3. Compliance mechanismsΒΆ

As noted in the CFB specification, the compound document format presents a number of validation challenges. For example, maliciously constructed files might include circular references in their FAT table, leading a naive reader into an infinite loop, or they may allocate a large number of DIFAT sectors hoping to cause resource exhaustion when the reader goes to allocate memory for reading the FAT.

The compoundfiles library goes to some lengths to detect erroneous structures (whether malicious in intent or otherwise) and work around them where possible. Some issues are considered fatal and will always raise an exception (circular chains in the FAT are an example of this). Other issues are considered non-fatal and will raise a warning (unusual sector sizes are an example of this). Python warnings are a special sort of exception with particularly flexible handling.

With Python’s defaults, a specific warning will print a message to the console the first time it is encountered and will then do nothing if it’s encountered again (this avoids spamming the console in case a warning is raised in a tight loop). With some simple code, you can specify alternative behaviours: warnings can be raised as full-blown exceptions, or suppressed entirely. The compoundfiles library defines a large hierarchy of errors and warnings to enable developers to finetune their handling.

For example, consider a developer writing an application for working with computed tomography (CT) scans. The files produced by the scanner’s software are compound documents, but they use an unusual sector size. Whenever the developer’s Python script opens a file the following warning is emitted:

/usr/lib/pyshared/python2.7/compoundfiles/compoundfiles/reader.py:275: CompoundFileSectorSizeWarning: unexpected sector size in v3 file (1024)

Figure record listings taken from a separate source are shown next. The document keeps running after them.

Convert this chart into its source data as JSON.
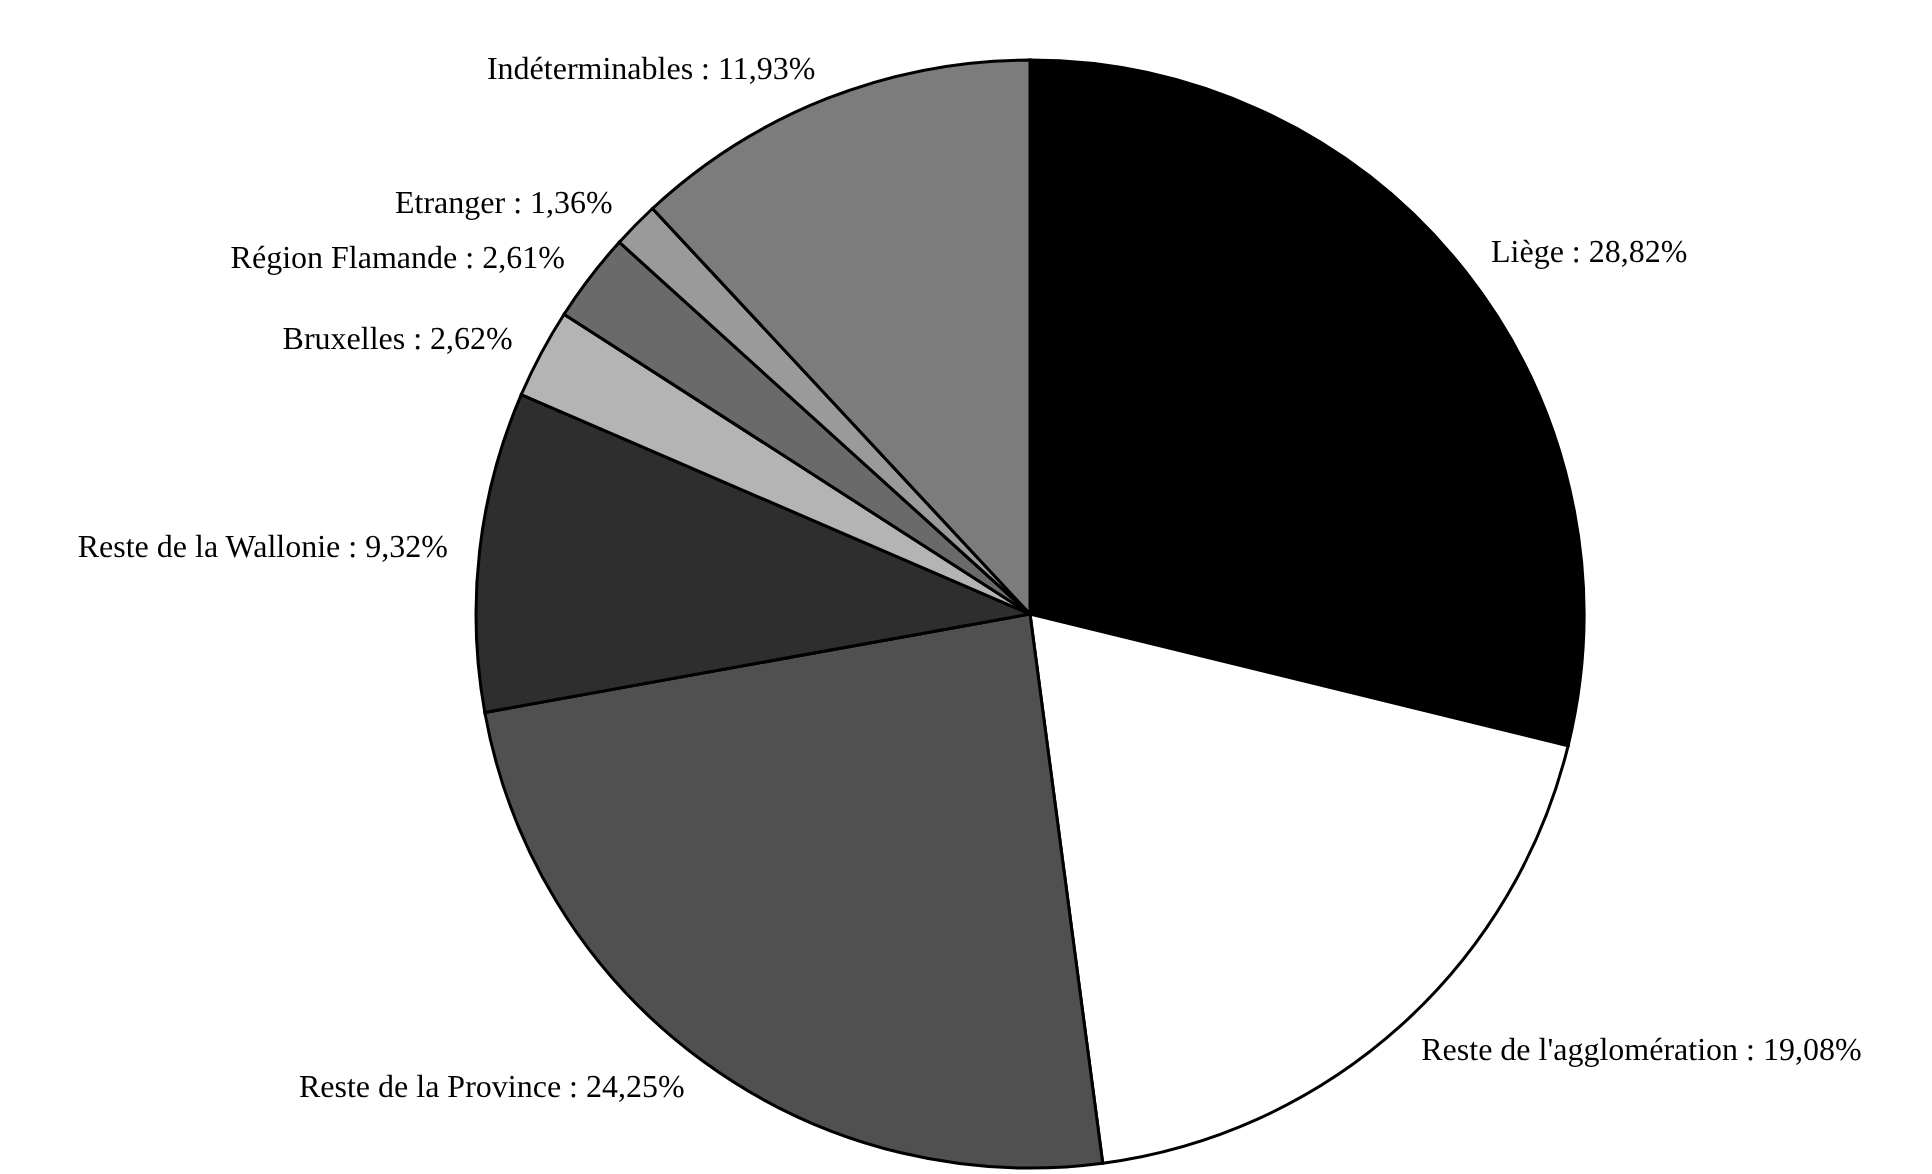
{
  "chart_data": {
    "type": "pie",
    "categories": [
      "Liège",
      "Reste de l'agglomération",
      "Reste de la Province",
      "Reste de la Wallonie",
      "Bruxelles",
      "Région Flamande",
      "Etranger",
      "Indéterminables"
    ],
    "values": [
      28.82,
      19.08,
      24.25,
      9.32,
      2.62,
      2.61,
      1.36,
      11.93
    ],
    "colors": [
      "#000000",
      "#ffffff",
      "#505050",
      "#2e2e2e",
      "#b4b4b4",
      "#6a6a6a",
      "#9a9a9a",
      "#7c7c7c"
    ],
    "value_labels": [
      "28,82%",
      "19,08%",
      "24,25%",
      "9,32%",
      "2,62%",
      "2,61%",
      "1,36%",
      "11,93%"
    ]
  }
}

Other than this, the script runs successfully. The developer decides the warning is unimportant (after all there’s nothing he can do about it given he can’t change the scanner’s software) and wishes to suppress it entirely, so he adds the following line to the top of his script:

import warnings
import compoundfiles as cf

warnings.filterwarnings('ignore', category=cf.CompoundFileSectorSizeWarning)

Another developer is working on a file validation service. She wishes to use the compoundfiles library to extract and examine the contents of such files. For safety, she decides to treat any violation of the specification as an error, so she adds the following line to the top of her script to tell Python to convert all compound file warnings into exceptions:

import warnings
import compoundfiles as cf

warnings.filterwarnings('error', category=cf.CompoundFileWarning)

The class hierarchies for compoundfiles warnings and errors is illustrated below:

To set filters on all warnings in the hierarchy, simply use the category CompoundFileWarning. Otherwise, you can use intermediate or leaf classes in the hierarchy for more specific filters. Likewise, when catching exceptions you can target the root of the hierarchy (CompoundFileError) to catch any error that the compoundfiles library might raise, or a more specific class to deal with a particular error.